Defending Champs Bedeviled by New Jersey

The last time the Pittsburgh Penguins were swept in a season series of five games or more was before Mario Lemieux ever put a skate on NHL ice and another Brodeur, Richard was the best netminder by that name.

Thanks to the Devils, this generation of Penguins can commiserate with that squad from the early 1980's.

There hasn't been a repeat Stanley Cup Champion since the '97-'98 Red Wings.  Without a single regular season victory versus two of the other top contenders in the East, New Jersey and Washington, it looks as if that trend may continue.

Just why have the Penguins struggled so much against this Devils team?  There are three basic reasons.

1.  New Jersey has "out-physicaled" Pittsburgh.

The Devils seem to win nearly all the one on one battles in the corners, along the boards. New Jersey clogs all the critical areas on the ice, the neutral, zone, and in front of the net, yet the Penguins have done little to nothing to force their will upon the Devils defenders.
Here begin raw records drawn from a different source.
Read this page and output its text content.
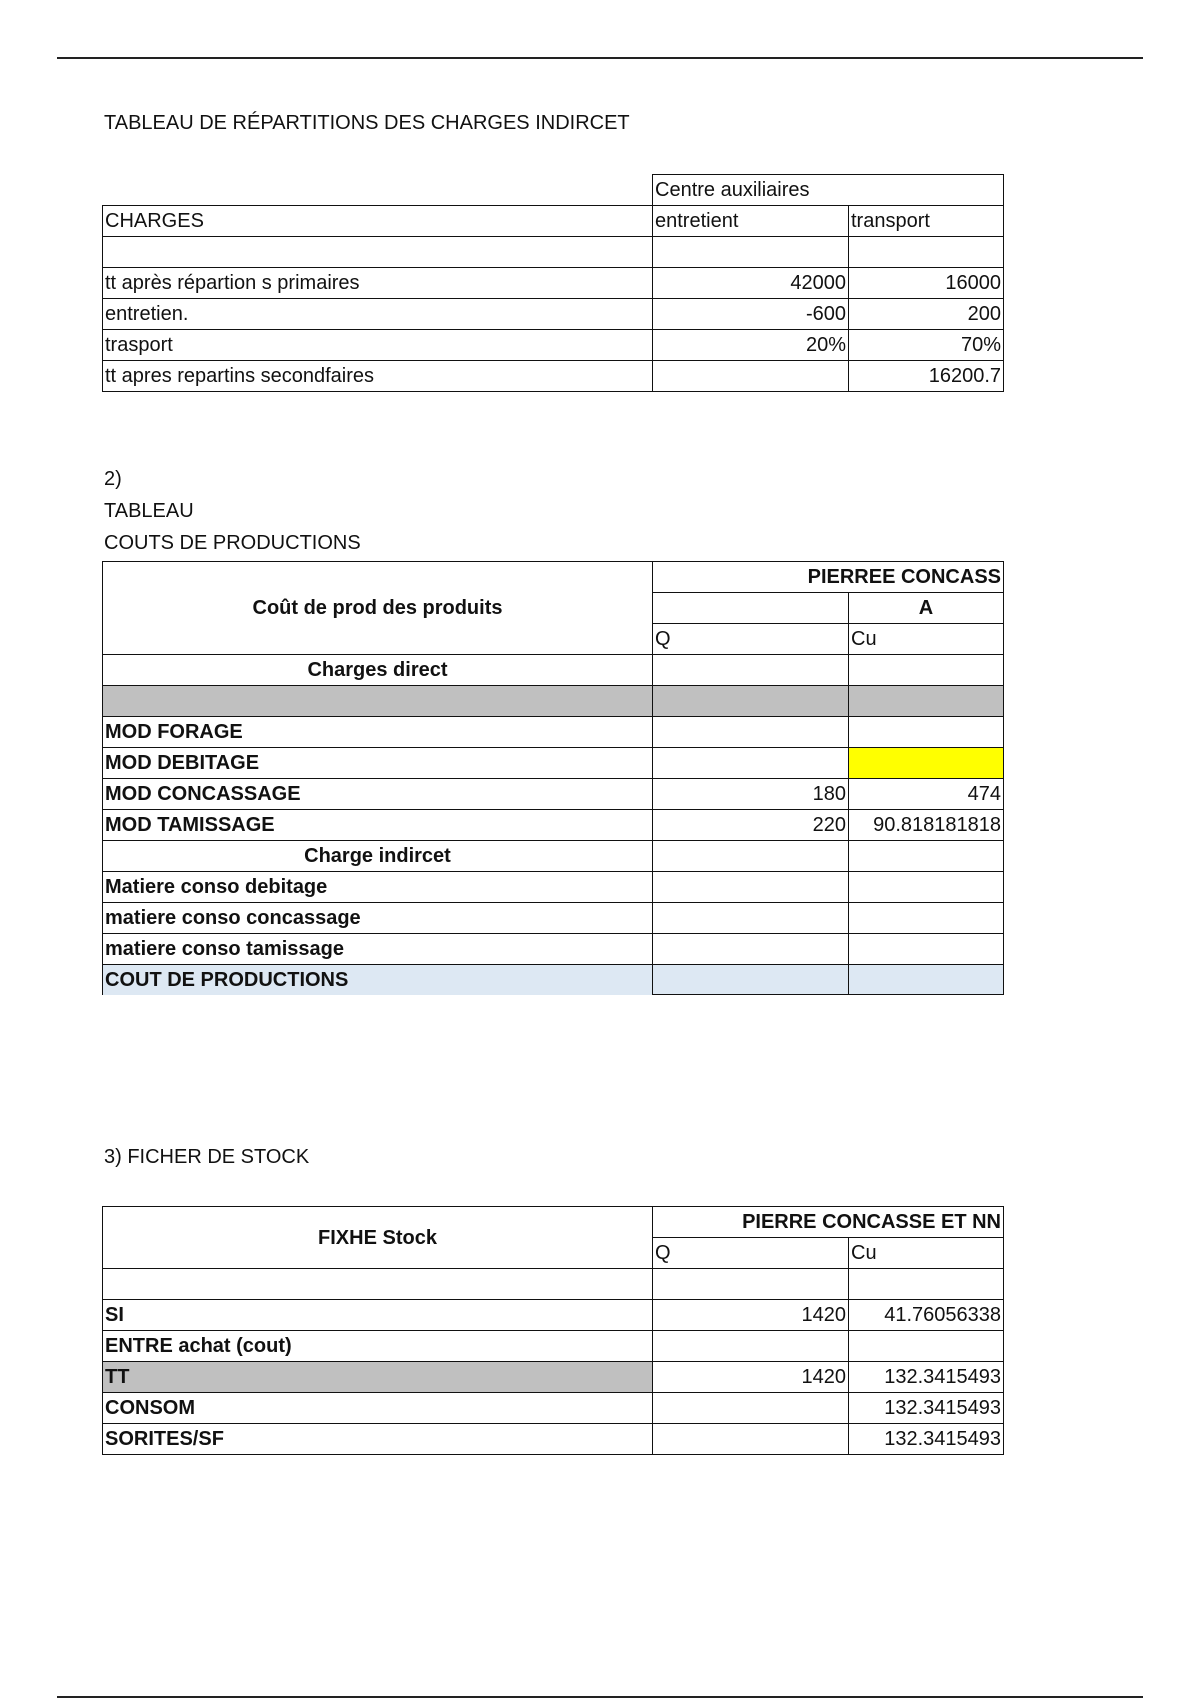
TABLEAU DE RÉPARTITIONS DES CHARGES INDIRCET
	Centre auxiliaires	
CHARGES	entretient	transport

tt après répartion s primaires	42000	16000
entretien.	-600	200
trasport	20%	70%
tt apres repartins secondfaires		16200.7
2)
TABLEAU
COUTS DE PRODUCTIONS
Coût de prod des produits	PIERREE CONCASS	
		A
	Q	Cu
Charges direct		

MOD FORAGE		
MOD DEBITAGE		
MOD CONCASSAGE	180	474
MOD TAMISSAGE	220	90.818181818
Charge indircet		
Matiere conso debitage		
matiere conso concassage		
matiere conso tamissage		
COUT DE PRODUCTIONS		
3) FICHER DE STOCK
FIXHE Stock	PIERRE CONCASSE ET NN	
	Q	Cu

SI	1420	41.76056338
ENTRE achat (cout)		
TT	1420	132.3415493
CONSOM		132.3415493
SORITES/SF		132.3415493
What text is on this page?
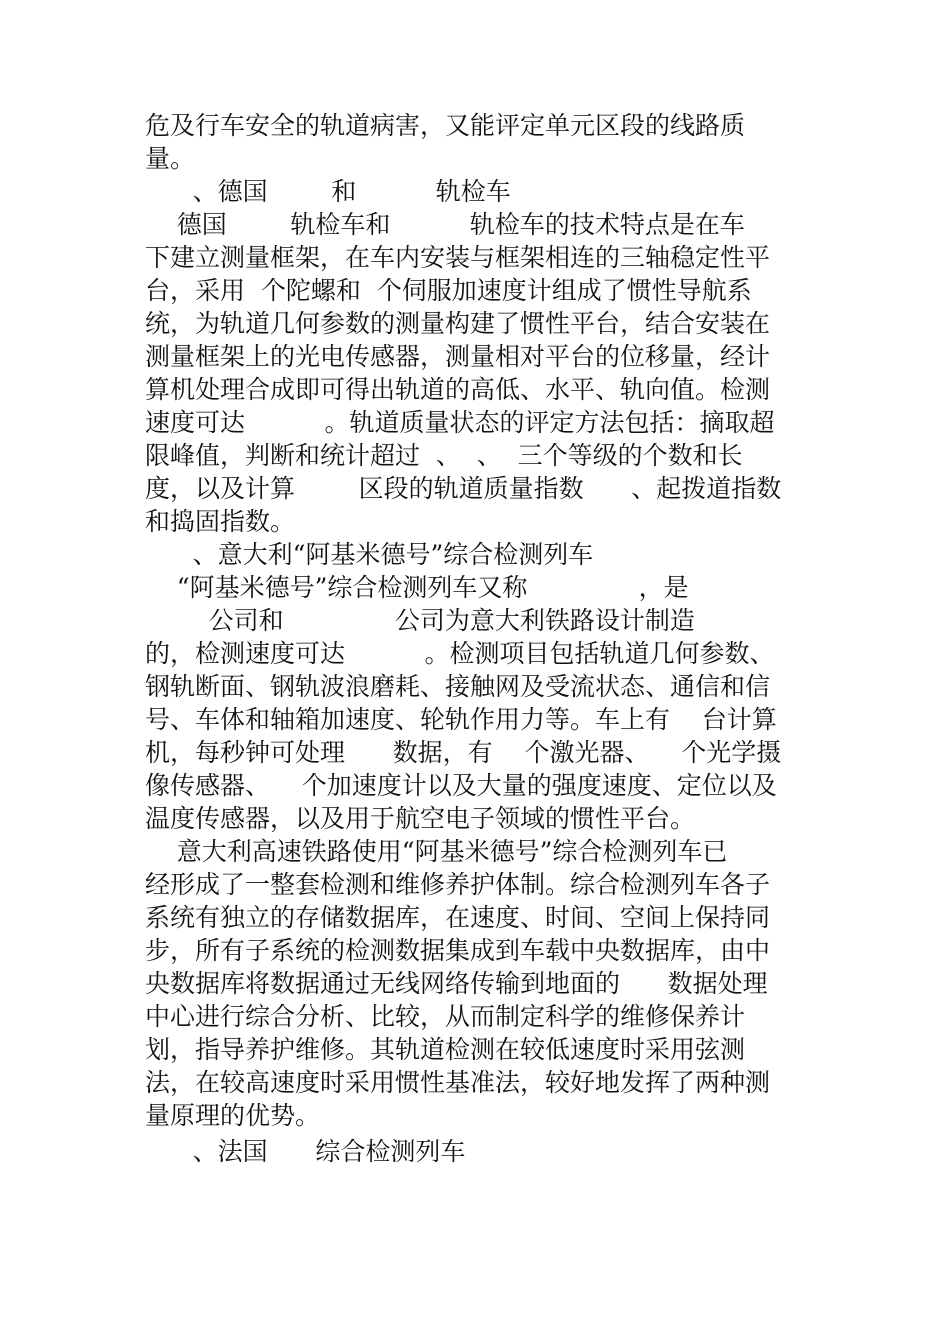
危及行车安全的轨道病害，又能评定单元区段的线路质
量。
、德国        和          轨检车
德国        轨检车和          轨检车的技术特点是在车
下建立测量框架，在车内安装与框架相连的三轴稳定性平
台，采用  个陀螺和  个伺服加速度计组成了惯性导航系
统，为轨道几何参数的测量构建了惯性平台，结合安装在
测量框架上的光电传感器，测量相对平台的位移量，经计
算机处理合成即可得出轨道的高低、水平、轨向值。检测
速度可达          。轨道质量状态的评定方法包括：摘取超
限峰值，判断和统计超过  、  、  三个等级的个数和长
度，以及计算        区段的轨道质量指数      、起拨道指数
和捣固指数。
、意大利“阿基米德号”综合检测列车
“阿基米德号”综合检测列车又称              ，是
公司和              公司为意大利铁路设计制造
的，检测速度可达          。检测项目包括轨道几何参数、
钢轨断面、钢轨波浪磨耗、接触网及受流状态、通信和信
号、车体和轴箱加速度、轮轨作用力等。车上有    台计算
机，每秒钟可处理      数据，有    个激光器、    个光学摄
像传感器、    个加速度计以及大量的强度速度、定位以及
温度传感器，以及用于航空电子领域的惯性平台。
意大利高速铁路使用“阿基米德号”综合检测列车已
经形成了一整套检测和维修养护体制。综合检测列车各子
系统有独立的存储数据库，在速度、时间、空间上保持同
步，所有子系统的检测数据集成到车载中央数据库，由中
央数据库将数据通过无线网络传输到地面的      数据处理
中心进行综合分析、比较，从而制定科学的维修保养计
划，指导养护维修。其轨道检测在较低速度时采用弦测
法，在较高速度时采用惯性基准法，较好地发挥了两种测
量原理的优势。
、法国      综合检测列车
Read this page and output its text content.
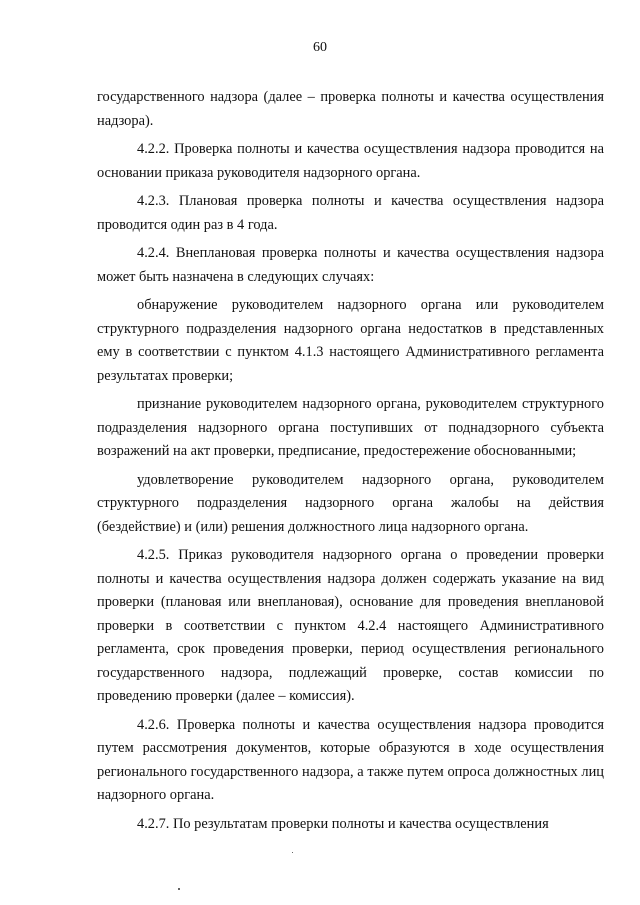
60

государственного надзора (далее – проверка полноты и качества осуществления надзора).

4.2.2. Проверка полноты и качества осуществления надзора проводится на основании приказа руководителя надзорного органа.

4.2.3. Плановая проверка полноты и качества осуществления надзора проводится один раз в 4 года.

4.2.4. Внеплановая проверка полноты и качества осуществления надзора может быть назначена в следующих случаях:

обнаружение руководителем надзорного органа или руководителем структурного подразделения надзорного органа недостатков в представленных ему в соответствии с пунктом 4.1.3 настоящего Административного регламента результатах проверки;

признание руководителем надзорного органа, руководителем структурного подразделения надзорного органа поступивших от поднадзорного субъекта возражений на акт проверки, предписание, предостережение обоснованными;

удовлетворение руководителем надзорного органа, руководителем структурного подразделения надзорного органа жалобы на действия (бездействие) и (или) решения должностного лица надзорного органа.

4.2.5. Приказ руководителя надзорного органа о проведении проверки полноты и качества осуществления надзора должен содержать указание на вид проверки (плановая или внеплановая), основание для проведения внеплановой проверки в соответствии с пунктом 4.2.4 настоящего Административного регламента, срок проведения проверки, период осуществления регионального государственного надзора, подлежащий проверке, состав комиссии по проведению проверки (далее – комиссия).

4.2.6. Проверка полноты и качества осуществления надзора проводится путем рассмотрения документов, которые образуются в ходе осуществления регионального государственного надзора, а также путем опроса должностных лиц надзорного органа.

4.2.7. По результатам проверки полноты и качества осуществления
2. New Jersey has "out-opportunitied" Pittsburgh.

Tonight's game was a perfect example.  The Penguins carried the play in the first five minutes of the game, and even scored the first goal.  However, New Jersey stuck to their plan, pressured the puck and forced turnover after turnover, converted their odd man chances until they were up four to one on the scoreboard.

3. New Jersey has out-coached Pittsburgh.

The Pittsburgh broadcast team would have their fans believe that the Devils just are a bad match up for their team... but in six tries, with almost zero progress against the same opponent, much of the blame must fall upon the game plan.  Take a look at their most commonly played opponents, the rest of the Atlantic division.  The Penguins have dominated the Flyers, Rangers and Islanders going 12-2-1, while the Devils are sub .500 against the same team at 7-8-0.  Why have the other division teams figured out New Jersey?

If Pittsburgh is to have any hope of repeating, they will have to outplay New Jersey the rest of the way to earn a number two seed.  Otherwise, they face a more likely road to the Finals that will travel to both New Jersey and their other regular season nemesis: Washington.